Vice-Mayor of Heshan
- In office 2001–2002

Personal details
- Born: 1968 (age 57–58) Nan County, Yiyang, Hunan, China
- Party: Chinese Communist Party (expelled in 2014)
- Alma mater: Renmin University of China

Chinese name
- Traditional Chinese: 余剛
- Simplified Chinese: 余刚

Standard Mandarin
- Hanyu Pinyin: Yú Gāng

= Yu Gang =

Chinese politician

Yu Gang (born 1968) is a former Chinese politician and former secretary of Zhou Yongkang. Before Zhou retired in 2012 and was sent to life in prison, Yu served as the deputy director of the General Office that served the Central Politics and Law Commission, a body that Zhou headed. Yu was investigated for corruption and expelled from the Chinese Communist Party in July 2014, as part of the anti-corruption campaign against Zhou Yongkang and his associates.

==Life==
Yu was born and raised in Nan County, Hunan. He has two brothers and one sister.

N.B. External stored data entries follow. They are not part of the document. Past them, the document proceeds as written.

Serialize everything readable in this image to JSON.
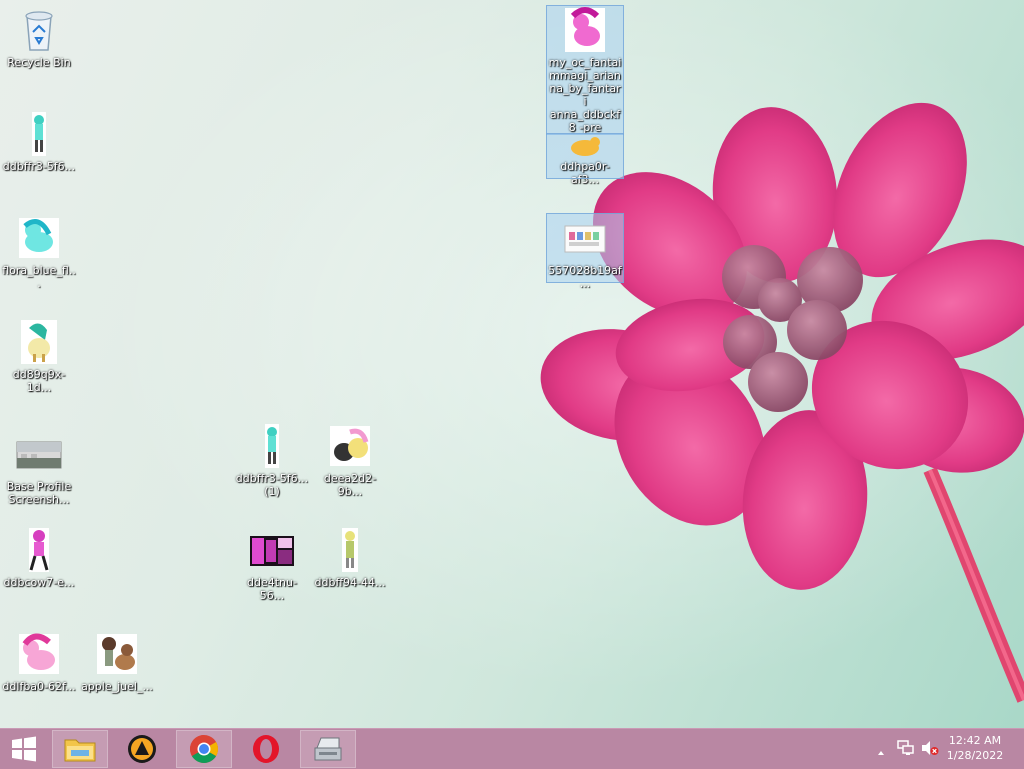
{
  "desktop": {
    "icons": [
      {
        "label": "Recycle Bin",
        "thumb": "recycle-bin-icon"
      },
      {
        "label": "ddbffr3-5f6...",
        "thumb": "pony-image-thumbnail"
      },
      {
        "label": "flora_blue_fl...",
        "thumb": "pony-image-thumbnail"
      },
      {
        "label": "dd89q9x-1d...",
        "thumb": "pony-image-thumbnail"
      },
      {
        "label": "Base Profile Screensh...",
        "thumb": "screenshot-thumbnail"
      },
      {
        "label": "ddbcow7-e...",
        "thumb": "pony-image-thumbnail"
      },
      {
        "label": "ddlfba0-62f...",
        "thumb": "pony-image-thumbnail"
      },
      {
        "label": "apple_juel_...",
        "thumb": "pony-image-thumbnail"
      },
      {
        "label": "ddbffr3-5f6... (1)",
        "thumb": "pony-image-thumbnail"
      },
      {
        "label": "deea2d2-9b...",
        "thumb": "pony-image-thumbnail"
      },
      {
        "label": "dde4tnu-56...",
        "thumb": "screenshot-thumbnail"
      },
      {
        "label": "ddbff94-44...",
        "thumb": "pony-image-thumbnail"
      },
      {
        "label": "my_oc_fantai mmagi_arian na_by_fantari anna_ddbckf8 -pre",
        "thumb": "pony-image-thumbnail"
      },
      {
        "label": "ddhpa0r-af3...",
        "thumb": "pony-image-thumbnail"
      },
      {
        "label": "557028b19af...",
        "thumb": "screenshot-thumbnail"
      }
    ]
  },
  "taskbar": {
    "start": "windows-start-icon",
    "apps": [
      "file-explorer-icon",
      "aimp-player-icon",
      "chrome-icon",
      "opera-icon",
      "scanner-app-icon"
    ],
    "tray": [
      "show-hidden-icons-chevron-icon",
      "network-icon",
      "volume-muted-icon"
    ],
    "time": "12:42 AM",
    "date": "1/28/2022"
  },
  "colors": {
    "taskbar": "#b987a3",
    "flower_pink": "#e23d87",
    "background": "#d6ece2"
  }
}
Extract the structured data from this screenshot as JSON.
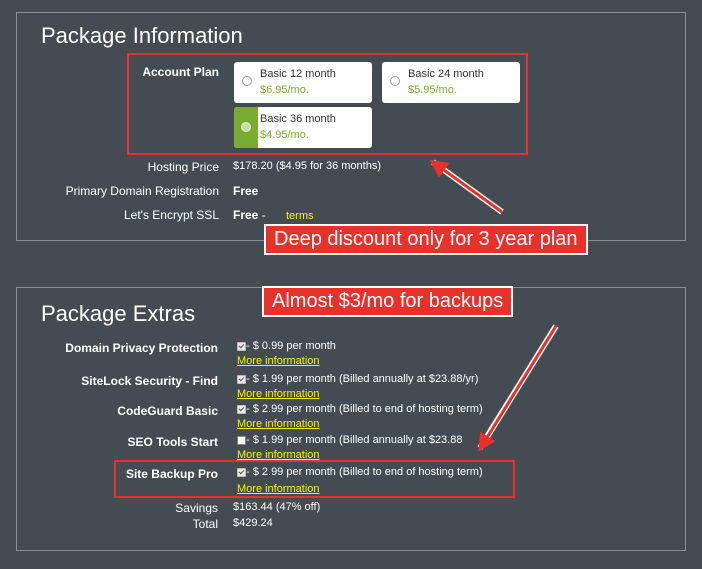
{
  "package_info": {
    "title": "Package Information",
    "account_plan_label": "Account Plan",
    "plans": [
      {
        "name": "Basic 12 month",
        "price": "$6.95/mo.",
        "selected": false
      },
      {
        "name": "Basic 24 month",
        "price": "$5.95/mo.",
        "selected": false
      },
      {
        "name": "Basic 36 month",
        "price": "$4.95/mo.",
        "selected": true
      }
    ],
    "hosting_price_label": "Hosting Price",
    "hosting_price_value": "$178.20  ($4.95 for 36 months)",
    "domain_label": "Primary Domain Registration",
    "domain_value": "Free",
    "ssl_label": "Let's Encrypt SSL",
    "ssl_value": "Free",
    "ssl_sep": " - ",
    "ssl_terms": "terms"
  },
  "package_extras": {
    "title": "Package Extras",
    "items": [
      {
        "label": "Domain Privacy Protection",
        "checked": true,
        "desc": " - $ 0.99 per month",
        "more": "More information"
      },
      {
        "label": "SiteLock Security - Find",
        "checked": true,
        "desc": " - $ 1.99 per month (Billed annually at $23.88/yr)",
        "more": "More information"
      },
      {
        "label": "CodeGuard Basic",
        "checked": true,
        "desc": " - $ 2.99 per month (Billed to end of hosting term)",
        "more": "More information"
      },
      {
        "label": "SEO Tools Start",
        "checked": false,
        "desc": " - $ 1.99 per month (Billed annually at $23.88",
        "more": "More information"
      },
      {
        "label": "Site Backup Pro",
        "checked": true,
        "desc": " - $ 2.99 per month (Billed to end of hosting term)",
        "more": "More information"
      }
    ],
    "savings_label": "Savings",
    "savings_value": "$163.44 (47% off)",
    "total_label": "Total",
    "total_value": "$429.24"
  },
  "annotations": {
    "callout_discount": "Deep discount only for 3 year plan",
    "callout_backups": "Almost $3/mo for backups",
    "accent_color": "#e8312b"
  },
  "colors": {
    "background": "#454b52",
    "link_yellow": "#f6f400",
    "plan_green": "#7aac2f"
  }
}
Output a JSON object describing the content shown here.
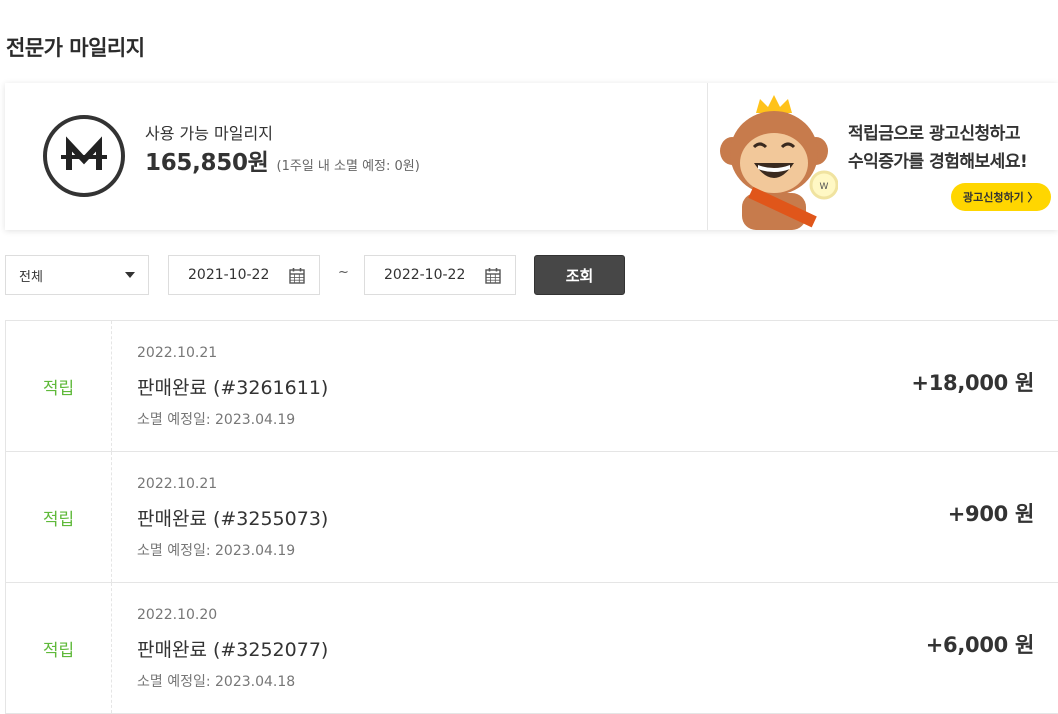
{
  "page": {
    "title": "전문가 마일리지"
  },
  "summary": {
    "available_label": "사용 가능 마일리지",
    "available_amount": "165,850원",
    "expiring_note": "(1주일 내 소멸 예정: 0원)"
  },
  "banner": {
    "line1": "적립금으로 광고신청하고",
    "line2": "수익증가를 경험해보세요!",
    "button_label": "광고신청하기 〉",
    "accent_color": "#ffd600"
  },
  "filters": {
    "type_select": "전체",
    "date_from": "2021-10-22",
    "date_separator": "~",
    "date_to": "2022-10-22",
    "search_label": "조회"
  },
  "history": [
    {
      "type": "적립",
      "date": "2022.10.21",
      "title": "판매완료 (#3261611)",
      "expire": "소멸 예정일: 2023.04.19",
      "amount": "+18,000 원"
    },
    {
      "type": "적립",
      "date": "2022.10.21",
      "title": "판매완료 (#3255073)",
      "expire": "소멸 예정일: 2023.04.19",
      "amount": "+900 원"
    },
    {
      "type": "적립",
      "date": "2022.10.20",
      "title": "판매완료 (#3252077)",
      "expire": "소멸 예정일: 2023.04.18",
      "amount": "+6,000 원"
    }
  ],
  "colors": {
    "earn_type": "#5fb93a",
    "search_button": "#474747"
  }
}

In 1987, Yu was admitted to Renmin University of China, majoring in law at the School of Law. After college, Yu was assigned to the State Council of the People's Republic of China as an officer. In 2000, Yu worked as a secretary of Zhou Yongkang, who was the Minister of the Ministry of Public Security. In 2001, Yu was transferred to Heshan as the Vice-Mayor, a position he held until 2002.

On July 2, 2014, Yu was removed from office and dismissed from the Party for serious corruption.

==Personal life==
The Radio France Internationale reported that Yu married Tang Can, who is a Chinese military singer.